Aden realized what he’d just said, and he laughed.
“That’s why I am here, dear boy,” Allister said. The lawyer patted Aden’s arm with a gloved hand. “Now, before we go in . . .”
Aden raised his eyebrows.
“Do you have access to backstage passes for today’s event?” Allister asked.
“For Nuala?” Aden asked.
“No,” Allister said. “I’m a bit embarrassed to say, but I have quite a thing for Seth O’Malley. He’s simply beautiful — inside and out. Do you know him?”
“He’s my wife’s father,” Aden said. Before the man asked again, he added, “But you should know that Seth’s not gay. Not even a little bit.”
“Oh,” Allister sighed. “I know. I’m not exactly single, either.”
Aden grinned.
“I can get you as many backstage passes as you need,” Aden said with a nod. “Worst case, you can get in with me. Sandy will be so grateful that you’re helping me that she’ll make sure you get in.”
“Sandy holds the key?” Allister asked.
“You probably know this, but Seth has a bad drug problem,” Aden said. “Sandy controls his money so that, if he relapses, he can’t do too much damage.”
“Was this her idea?” Allister asked.
“No,” Aden said. “Seth set it up. He’s given away almost everything he owns so he’s not tempted to cash in.”

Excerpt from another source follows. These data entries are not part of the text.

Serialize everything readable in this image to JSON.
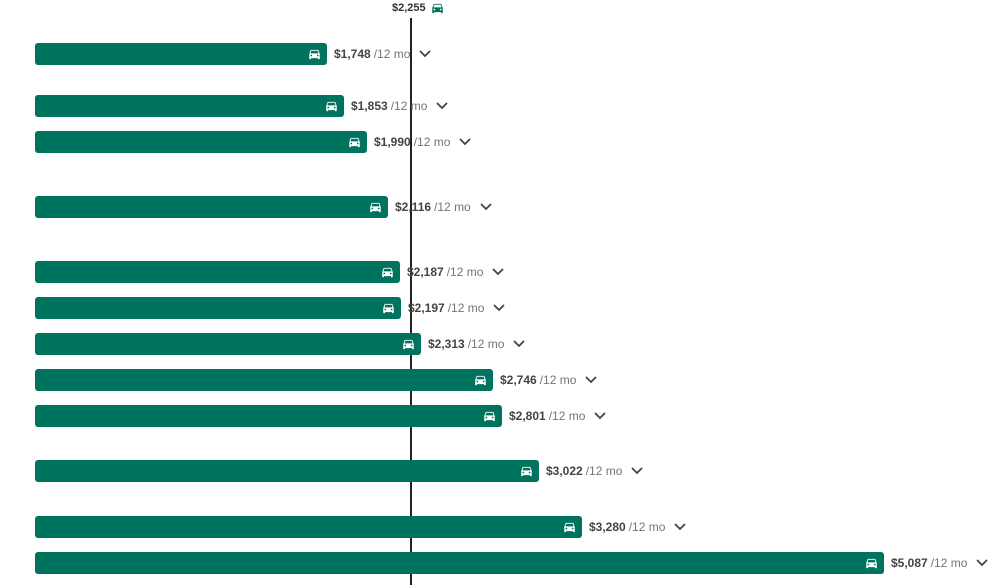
{
  "colors": {
    "bar": "#00735f",
    "reference_line": "#222222",
    "text": "#5f6368"
  },
  "icons": {
    "bar_icon": "car-icon",
    "expand_icon": "chevron-down-icon",
    "reference_icon": "car-icon"
  },
  "chart_data": {
    "type": "bar",
    "orientation": "horizontal",
    "reference": {
      "value": 2255,
      "label": "$2,255"
    },
    "period_label": "/12 mo",
    "xlim": [
      0,
      5300
    ],
    "bars": [
      {
        "value": 1748,
        "label": "$1,748"
      },
      {
        "value": 1853,
        "label": "$1,853"
      },
      {
        "value": 1990,
        "label": "$1,990"
      },
      {
        "value": 2116,
        "label": "$2,116"
      },
      {
        "value": 2187,
        "label": "$2,187"
      },
      {
        "value": 2197,
        "label": "$2,197"
      },
      {
        "value": 2313,
        "label": "$2,313"
      },
      {
        "value": 2746,
        "label": "$2,746"
      },
      {
        "value": 2801,
        "label": "$2,801"
      },
      {
        "value": 3022,
        "label": "$3,022"
      },
      {
        "value": 3280,
        "label": "$3,280"
      },
      {
        "value": 5087,
        "label": "$5,087"
      }
    ]
  }
}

“Does it work?” Allister asked.
“He’s sober,” Aden said. “Has been for a while. Of course, Mitch died, so he’s not tempted very often.”
“Brilliant,” Allister said. “Makes me admire the man a little bit more.”
Allister looked up the short flight of stairs.
“Shall we?” Allister asked.
Sighing, Aden nodded.
“Let me do the talking,” Allister said as they walked up the steps. “It’s my job. I happen to be good at it.”
Aden nodded. Nuala opened the door to the apartment building, and they stepped inside.